TELECOM Digest OnLine - Sorted: VOIP Pioneer Aims For End of Regular Phone Networks


VOIP Pioneer Aims For End of Regular Phone Networks


Lisa Minter (lisa_minter2001@yahoo.com)
Wed, 15 Jun 2005 09:48:07 -0500

By Steven Scheer

Jeff Pulver has a dream: That his invention a decade ago of making
phone calls using the Internet will eventually be used by everyone and
traditional phone networks and copper wires will be a thing of the
past.

"Whether that will happen in my lifetime is another story but my hope
is to basically enable people to be free -- to have the freedom to
define what their communications experience is," Pulver said in an
interview with Reuters during a visit to Israel, which he calls the
birthplace of commercial use of Internet phone calling.

Pulver is a pioneer of Voice over Internet Protocol (VoIP) technology
and is a co-founder of fast growing VoIP provider, Vonage, as well as
founder of a half-dozen other VoIP firms.

Vonage has more than 700,000 subscribers and is adding 15,000 a week
in the expectations of hitting 1 million by year end.

A number of competitors -- as well as many cable companies and large
telcommunication firms -- have sprouted up around the United States
and around the world as Internet voice services have become cheaper
than traditional phone offerings, while quality and reliability
continue to improve.

As a result, Pulver estimates there are some 9 million paying VoIP
customers around the world -- 6 million of them in Asia -- and
millions more with Skype, the Web site that allows for phone calls
around the world for free to and from computers.

"Skype is a major player," Pulver said. "So, if you look to the future
there is an opportunity to grow big.
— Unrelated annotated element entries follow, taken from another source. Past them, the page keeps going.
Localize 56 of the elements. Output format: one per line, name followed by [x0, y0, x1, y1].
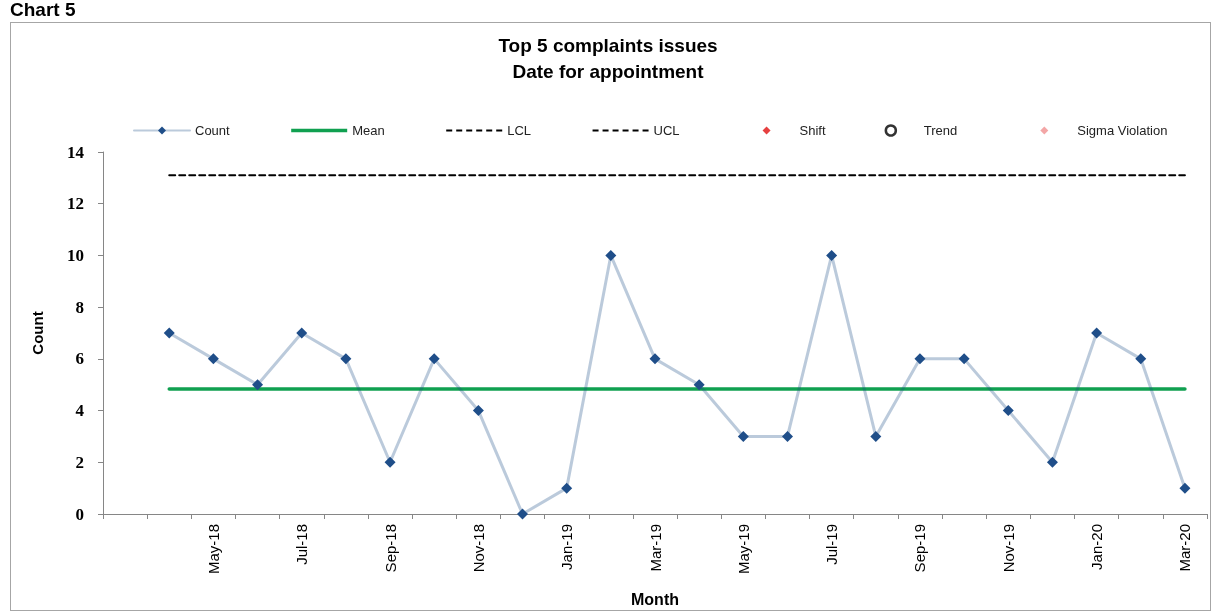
y-tick-label: 6: [75, 349, 84, 369]
point: [605, 249, 617, 261]
x-tick-label: Jan-20: [1088, 524, 1106, 570]
y-tick-label: 14: [67, 142, 85, 162]
point: [428, 353, 440, 365]
point: [1135, 353, 1147, 365]
point: [958, 353, 970, 365]
point: [1002, 405, 1014, 417]
chart-subtitle: Date for appointment: [512, 61, 705, 82]
point: [207, 353, 219, 365]
legend-label: LCL: [507, 123, 532, 138]
point: [737, 430, 749, 442]
legend-label: Mean: [352, 123, 385, 138]
point: [340, 353, 352, 365]
y-tick-label: 10: [67, 245, 84, 265]
chart-title: Top 5 complaints issues: [498, 35, 718, 56]
point: [649, 353, 661, 365]
x-tick-label: May-18: [204, 524, 222, 575]
point: [384, 456, 396, 468]
x-tick-label: Nov-19: [999, 524, 1017, 573]
point: [914, 353, 926, 365]
point: [296, 327, 308, 339]
x-tick-label: Jan-19: [558, 524, 576, 570]
point: [252, 379, 264, 391]
x-tick-label: May-19: [734, 524, 752, 575]
point: [1046, 456, 1058, 468]
x-axis-title: Month: [631, 590, 679, 608]
point: [561, 482, 573, 494]
legend-label: Count: [195, 123, 231, 138]
x-tick-label: Jul-19: [823, 524, 841, 565]
point: [163, 327, 175, 339]
point: [826, 249, 838, 261]
y-axis-title: Count: [29, 311, 46, 355]
x-tick-label: Mar-19: [646, 524, 664, 572]
caption: Chart 5: [10, 0, 76, 20]
point: [781, 430, 793, 442]
legend-label: Sigma Violation: [1077, 123, 1168, 138]
point: [693, 379, 705, 391]
y-tick-label: 0: [75, 504, 84, 524]
point: [1091, 327, 1103, 339]
point: [517, 508, 529, 520]
y-tick-label: 8: [75, 297, 84, 317]
legend-label: UCL: [653, 123, 680, 138]
point: [472, 405, 484, 417]
y-tick-label: 12: [67, 194, 84, 214]
x-tick-label: Nov-18: [469, 524, 487, 573]
point: [870, 430, 882, 442]
legend-label: Trend: [923, 123, 958, 138]
x-tick-label: Sep-19: [911, 524, 929, 573]
y-tick-label: 4: [75, 401, 85, 421]
legend-label: Shift: [799, 123, 826, 138]
x-tick-label: Mar-20: [1176, 524, 1194, 572]
y-tick-label: 2: [75, 452, 84, 472]
x-tick-label: Sep-18: [381, 524, 399, 573]
point: [1179, 482, 1191, 494]
x-tick-label: Jul-18: [293, 524, 311, 565]
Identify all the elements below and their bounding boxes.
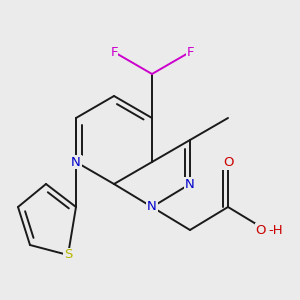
Text: F: F: [186, 46, 194, 59]
Text: N: N: [185, 178, 195, 190]
Text: N: N: [147, 200, 157, 214]
Text: F: F: [110, 46, 118, 59]
Text: O: O: [223, 157, 233, 169]
Text: S: S: [64, 248, 72, 262]
Text: O: O: [256, 224, 266, 236]
Text: N: N: [71, 155, 81, 169]
Text: -H: -H: [268, 224, 283, 236]
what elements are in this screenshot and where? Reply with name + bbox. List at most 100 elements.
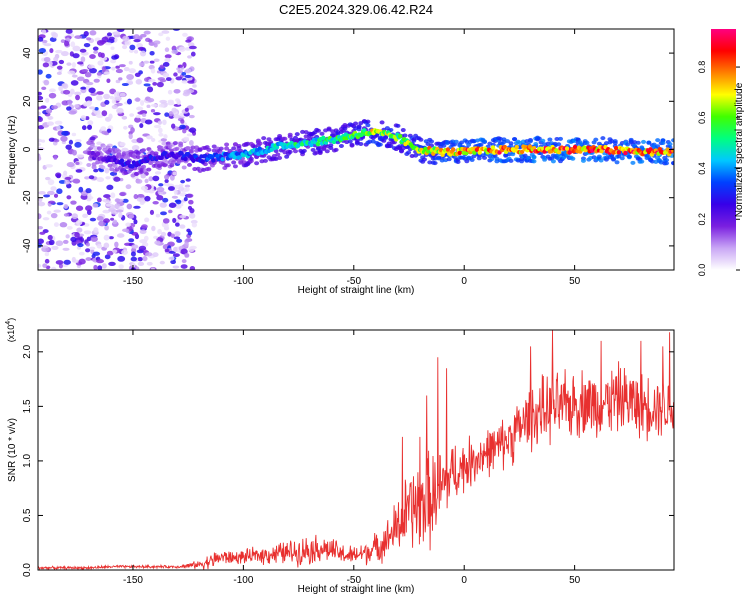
spectrogram-y-tick-label: 40 xyxy=(22,47,33,59)
spectrogram-noise-cell xyxy=(94,109,101,116)
spectrogram-noise-cell xyxy=(48,239,55,246)
spectrogram-halo-cell xyxy=(464,139,470,144)
spectrogram-noise-cell xyxy=(88,87,96,94)
spectrogram-noise-cell xyxy=(38,225,43,230)
spectrogram-noise-cell xyxy=(93,50,99,54)
spectrogram-noise-cell xyxy=(175,222,180,227)
spectrogram-noise-cell xyxy=(96,258,104,264)
spectrogram-ridge-cell xyxy=(119,158,125,163)
spectrogram-noise-cell xyxy=(89,246,96,251)
spectrogram-halo-cell xyxy=(469,157,475,162)
spectrogram-noise-cell xyxy=(184,252,190,258)
spectrogram-halo-cell xyxy=(294,132,300,137)
spectrogram-halo-cell xyxy=(321,146,327,151)
spectrogram-noise-cell xyxy=(38,201,46,207)
spectrogram-noise-cell xyxy=(42,39,48,44)
spectrogram-noise-cell xyxy=(152,81,158,86)
spectrogram-x-tick-label: -100 xyxy=(233,276,253,287)
spectrogram-noise-cell xyxy=(149,60,155,64)
colorbar-tick-label: 0.6 xyxy=(697,112,707,125)
spectrogram-noise-cell xyxy=(180,248,188,255)
spectrogram-noise-cell xyxy=(108,113,113,120)
spectrogram-noise-cell xyxy=(102,198,110,203)
spectrogram-noise-cell xyxy=(150,103,158,107)
spectrogram-noise-cell xyxy=(45,73,52,79)
spectrogram-noise-cell xyxy=(137,111,145,115)
spectrogram-noise-cell xyxy=(44,251,50,257)
spectrogram-noise-cell xyxy=(85,205,93,212)
spectrogram-y-tick-label: -40 xyxy=(22,238,33,253)
spectrogram-noise-cell xyxy=(126,74,134,80)
spectrogram-halo-cell xyxy=(522,153,528,158)
spectrogram-halo-cell xyxy=(141,164,147,169)
spectrogram-noise-cell xyxy=(183,196,188,202)
spectrogram-noise-cell xyxy=(133,219,138,225)
colorbar-tick-label: 0.8 xyxy=(697,61,707,74)
spectrogram-noise-cell xyxy=(53,139,60,143)
spectrogram-noise-cell xyxy=(103,93,111,100)
spectrogram-noise-cell xyxy=(133,34,141,41)
spectrogram-halo-cell xyxy=(547,137,553,142)
spectrogram-noise-cell xyxy=(156,186,165,193)
spectrogram-noise-cell xyxy=(58,179,67,184)
spectrogram-halo-cell xyxy=(225,163,231,168)
spectrogram-noise-cell xyxy=(89,54,96,59)
spectrogram-noise-cell xyxy=(104,100,110,105)
spectrogram-halo-cell xyxy=(353,121,359,126)
spectrogram-halo-cell xyxy=(358,141,364,146)
spectrogram-noise-cell xyxy=(55,260,64,265)
spectrogram-noise-cell xyxy=(164,179,169,183)
spectrogram-noise-cell xyxy=(108,36,115,41)
spectrogram-noise-cell xyxy=(173,189,178,195)
spectrogram-noise-cell xyxy=(45,164,53,168)
spectrogram-noise-cell xyxy=(53,193,59,198)
spectrogram-noise-cell xyxy=(101,263,107,269)
spectrogram-noise-cell xyxy=(153,124,162,129)
spectrogram-noise-cell xyxy=(168,111,174,117)
snr-x-tick-label: -50 xyxy=(347,575,362,586)
spectrogram-noise-cell xyxy=(160,231,167,237)
spectrogram-noise-cell xyxy=(108,261,116,266)
spectrogram-noise-cell xyxy=(186,193,194,198)
spectrogram-noise-cell xyxy=(69,88,75,95)
spectrogram-noise-cell xyxy=(161,30,170,34)
spectrogram-noise-cell xyxy=(103,194,111,199)
spectrogram-noise-cell xyxy=(181,259,187,264)
spectrogram-noise-cell xyxy=(101,110,108,117)
spectrogram-halo-cell xyxy=(356,125,362,130)
snr-plot-area xyxy=(38,330,674,570)
spectrogram-halo-cell xyxy=(377,142,383,147)
snr-y-tick-label: 1.0 xyxy=(22,454,33,468)
spectrogram-halo-cell xyxy=(102,147,108,152)
spectrogram-noise-cell xyxy=(180,179,186,184)
spectrogram-noise-cell xyxy=(134,97,141,102)
spectrogram-noise-cell xyxy=(75,205,84,211)
spectrogram-noise-cell xyxy=(110,217,115,221)
snr-x-ticks: -150 -100 -50 0 50 xyxy=(123,330,581,586)
spectrogram-noise-cell xyxy=(114,96,122,102)
spectrogram-halo-cell xyxy=(365,123,371,128)
spectrogram-noise-cell xyxy=(157,228,162,235)
spectrogram-halo-cell xyxy=(186,162,192,167)
snr-scale-suffix: ) xyxy=(6,318,16,321)
spectrogram-noise-cell xyxy=(105,176,111,180)
spectrogram-noise-cell xyxy=(165,77,172,82)
spectrogram-halo-cell xyxy=(570,156,576,161)
spectrogram-noise-cell xyxy=(70,80,79,86)
spectrogram-noise-cell xyxy=(92,46,99,51)
spectrogram-noise-cell xyxy=(173,246,178,253)
spectrogram-noise-cell xyxy=(96,141,102,146)
spectrogram-noise-cell xyxy=(43,56,51,63)
colorbar: 0.0 0.2 0.4 0.6 0.8 Normalized spectral ampl… xyxy=(697,29,745,276)
spectrogram-noise-cell xyxy=(154,171,162,175)
spectrogram-halo-cell xyxy=(116,149,122,154)
spectrogram-noise-cell xyxy=(38,142,42,147)
spectrogram-noise-cell xyxy=(148,78,156,83)
spectrogram-ridge-cell xyxy=(95,151,101,157)
spectrogram-noise-cell xyxy=(74,35,83,39)
spectrogram-halo-cell xyxy=(324,149,330,154)
spectrogram-noise-cell xyxy=(137,256,143,262)
spectrogram-ridge-cell xyxy=(514,144,519,150)
spectrogram-noise-cell xyxy=(160,138,167,142)
spectrogram-halo-cell xyxy=(418,137,424,142)
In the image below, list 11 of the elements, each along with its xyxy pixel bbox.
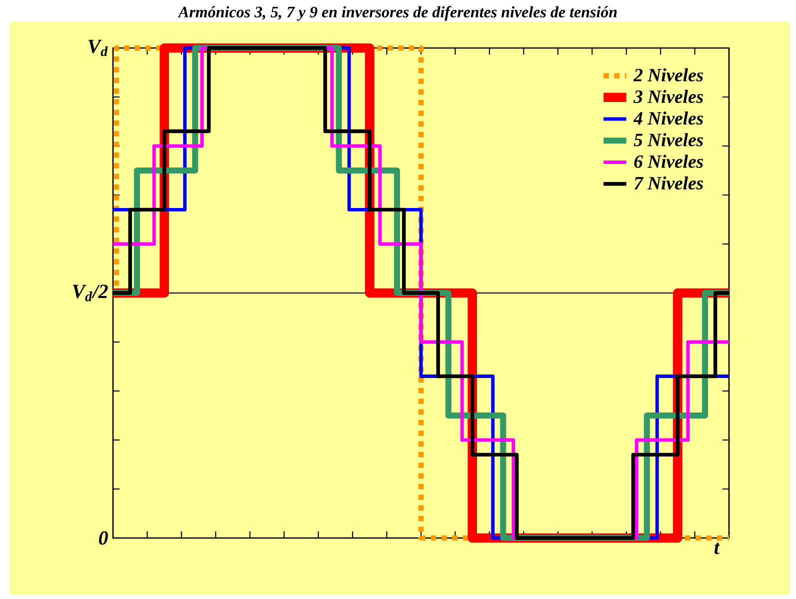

The market can bear a few more
Skypes."

Pulver believes the industry is at a crossroads, with so much room for
growth but a host of regulatory and financial issues confronting it.

"The last 125 years the telephone industry has replicated and
replicated but now, the DNA has changed," he said.

"The challenge is regulation and how it is adopted by governments
protecting (telecom) incumbents," Pulver said. "And, some companies
are so focused on the bottom line that they can't look outside the
box."

Pulver said there is a huge market where a company like dominant phone
company Bezeq Israel Telecom, for instance, could offer virtual
Israeli phone numbers to its citizens living abroad using VoIP.

The same could be said for any country, he said, adding another focus
for VoIP would be to blend messaging offerings into intergrated
devices.

"It's up to the kids now in high school," Pulver said. "They need to
look at the technology they are playing with and commercialise those."